WILLIAM CAMARGO
Anaheim, CA, USA
Photography, Installation, Public intervention, Community archiving
Camargo, William (b. 1989, Anaheim, California) is a photo-based artist, educator, and arts advocate based in Anaheim, California. He holds a BFA from California State University, Fullerton, and an MFA from Claremont Graduate University. He is currently a lecturer in photography at the University of California San Diego and chair of Anaheim's Heritage and Culture Commission.
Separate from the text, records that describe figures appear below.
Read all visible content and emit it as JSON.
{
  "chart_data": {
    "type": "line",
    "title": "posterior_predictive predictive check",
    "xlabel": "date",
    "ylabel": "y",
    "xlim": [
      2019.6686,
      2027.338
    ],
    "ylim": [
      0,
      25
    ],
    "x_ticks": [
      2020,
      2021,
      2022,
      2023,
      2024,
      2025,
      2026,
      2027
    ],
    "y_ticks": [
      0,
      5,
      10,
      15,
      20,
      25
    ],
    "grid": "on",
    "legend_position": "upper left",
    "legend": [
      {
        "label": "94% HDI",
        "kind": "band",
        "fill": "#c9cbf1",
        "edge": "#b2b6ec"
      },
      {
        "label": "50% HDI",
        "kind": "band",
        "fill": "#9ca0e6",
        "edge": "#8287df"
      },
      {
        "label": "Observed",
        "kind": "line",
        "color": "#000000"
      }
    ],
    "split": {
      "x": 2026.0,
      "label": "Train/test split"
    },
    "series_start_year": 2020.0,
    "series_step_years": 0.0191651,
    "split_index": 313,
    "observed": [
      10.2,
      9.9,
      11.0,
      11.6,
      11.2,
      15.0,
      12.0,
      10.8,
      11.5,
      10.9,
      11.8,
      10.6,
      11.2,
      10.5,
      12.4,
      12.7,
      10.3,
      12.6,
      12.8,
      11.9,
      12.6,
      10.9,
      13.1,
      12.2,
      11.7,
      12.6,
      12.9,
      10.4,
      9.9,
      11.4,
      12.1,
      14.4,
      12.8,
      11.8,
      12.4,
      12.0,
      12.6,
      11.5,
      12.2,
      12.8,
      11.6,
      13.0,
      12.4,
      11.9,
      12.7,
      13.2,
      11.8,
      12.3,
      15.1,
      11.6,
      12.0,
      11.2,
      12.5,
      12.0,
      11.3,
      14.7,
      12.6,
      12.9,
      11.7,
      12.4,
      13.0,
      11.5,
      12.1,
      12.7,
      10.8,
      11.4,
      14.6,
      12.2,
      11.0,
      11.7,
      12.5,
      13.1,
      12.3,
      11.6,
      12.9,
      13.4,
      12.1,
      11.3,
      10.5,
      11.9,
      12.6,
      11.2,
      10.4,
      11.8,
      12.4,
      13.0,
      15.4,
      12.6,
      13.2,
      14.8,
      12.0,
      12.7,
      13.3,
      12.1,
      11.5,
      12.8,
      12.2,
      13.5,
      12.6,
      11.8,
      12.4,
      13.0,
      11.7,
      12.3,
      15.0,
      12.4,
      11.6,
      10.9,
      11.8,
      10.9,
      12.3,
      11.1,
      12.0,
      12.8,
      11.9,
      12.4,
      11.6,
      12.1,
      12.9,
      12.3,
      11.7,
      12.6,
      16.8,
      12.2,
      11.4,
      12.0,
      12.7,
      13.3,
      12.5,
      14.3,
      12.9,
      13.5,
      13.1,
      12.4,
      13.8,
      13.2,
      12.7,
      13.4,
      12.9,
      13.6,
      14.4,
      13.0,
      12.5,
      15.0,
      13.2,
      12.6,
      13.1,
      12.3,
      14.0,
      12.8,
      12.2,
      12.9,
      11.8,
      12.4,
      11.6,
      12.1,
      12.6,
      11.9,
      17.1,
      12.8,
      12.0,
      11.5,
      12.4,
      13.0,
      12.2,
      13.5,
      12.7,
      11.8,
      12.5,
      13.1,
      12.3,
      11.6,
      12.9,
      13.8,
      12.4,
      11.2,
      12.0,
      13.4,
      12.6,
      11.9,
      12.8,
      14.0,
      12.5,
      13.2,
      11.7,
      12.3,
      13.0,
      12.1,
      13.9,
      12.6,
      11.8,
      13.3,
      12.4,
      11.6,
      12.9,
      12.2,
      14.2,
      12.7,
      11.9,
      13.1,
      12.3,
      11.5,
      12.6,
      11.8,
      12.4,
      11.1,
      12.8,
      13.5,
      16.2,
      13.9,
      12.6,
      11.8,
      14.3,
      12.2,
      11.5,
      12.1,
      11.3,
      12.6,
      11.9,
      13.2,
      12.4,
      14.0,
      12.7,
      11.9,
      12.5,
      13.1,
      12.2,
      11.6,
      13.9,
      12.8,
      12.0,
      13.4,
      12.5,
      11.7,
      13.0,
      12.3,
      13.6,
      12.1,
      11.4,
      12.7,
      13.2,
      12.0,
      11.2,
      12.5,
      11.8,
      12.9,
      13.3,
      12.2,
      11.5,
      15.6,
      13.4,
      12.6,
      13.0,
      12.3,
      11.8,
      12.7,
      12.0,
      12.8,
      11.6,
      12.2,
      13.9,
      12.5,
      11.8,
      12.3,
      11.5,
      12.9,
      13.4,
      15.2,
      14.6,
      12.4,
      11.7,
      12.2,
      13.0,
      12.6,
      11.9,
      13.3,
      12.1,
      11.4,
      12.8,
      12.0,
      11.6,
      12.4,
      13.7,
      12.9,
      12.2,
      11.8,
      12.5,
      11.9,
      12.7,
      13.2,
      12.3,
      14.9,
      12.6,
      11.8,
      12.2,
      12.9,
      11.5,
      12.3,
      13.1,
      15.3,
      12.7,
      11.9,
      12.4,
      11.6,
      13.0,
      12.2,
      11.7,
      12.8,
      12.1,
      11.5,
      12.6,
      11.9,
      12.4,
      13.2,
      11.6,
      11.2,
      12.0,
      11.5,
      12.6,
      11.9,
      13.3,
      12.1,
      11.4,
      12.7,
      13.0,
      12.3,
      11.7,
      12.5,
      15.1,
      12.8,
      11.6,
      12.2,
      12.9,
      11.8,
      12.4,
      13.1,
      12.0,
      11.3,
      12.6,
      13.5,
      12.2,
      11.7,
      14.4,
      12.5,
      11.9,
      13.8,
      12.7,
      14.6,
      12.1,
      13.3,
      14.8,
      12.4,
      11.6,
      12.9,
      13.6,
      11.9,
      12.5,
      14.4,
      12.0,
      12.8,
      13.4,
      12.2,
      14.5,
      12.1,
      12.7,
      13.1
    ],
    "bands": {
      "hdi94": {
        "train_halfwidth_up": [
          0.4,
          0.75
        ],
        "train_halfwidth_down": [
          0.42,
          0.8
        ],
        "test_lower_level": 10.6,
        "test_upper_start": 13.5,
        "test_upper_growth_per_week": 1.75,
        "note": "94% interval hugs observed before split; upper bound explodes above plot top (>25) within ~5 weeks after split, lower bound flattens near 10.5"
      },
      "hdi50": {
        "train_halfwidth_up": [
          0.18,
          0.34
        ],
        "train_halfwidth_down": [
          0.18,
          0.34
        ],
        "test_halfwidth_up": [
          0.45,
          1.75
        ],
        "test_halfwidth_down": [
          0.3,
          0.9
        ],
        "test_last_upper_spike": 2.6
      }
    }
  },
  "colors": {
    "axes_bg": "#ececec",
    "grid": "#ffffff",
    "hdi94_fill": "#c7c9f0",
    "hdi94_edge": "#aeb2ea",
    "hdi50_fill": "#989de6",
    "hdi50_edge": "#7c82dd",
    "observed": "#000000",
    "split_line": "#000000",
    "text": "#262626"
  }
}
He is the founder and curator of Latinx Diaspora Archives, an archive Instagram page that elevates communities of color through family photos.
His work is held in the collections of the Museum of Fine Arts Houston, the Los Angeles Museum of Contemporary Art, Princeton University Art Museum, the Huntington Library and Botanical Gardens, and the Wright Museum of Art at Beloit College, among others. His work has been exhibited at the Hessel Museum of Art, the Patricia & Phillip Frost Art Museum in Miami, Princeton University Art Museum, and The Cheech Marin Center for Chicano Art & Culture. Residencies include the Center for Photography at Woodstock, Light Work, Penumbra Foundation, the Latinx Project at New York University, and TILT Institute for the Contemporary Image. His work has been featured in BOMB Magazine, Hyperallergic, and PBS KCET.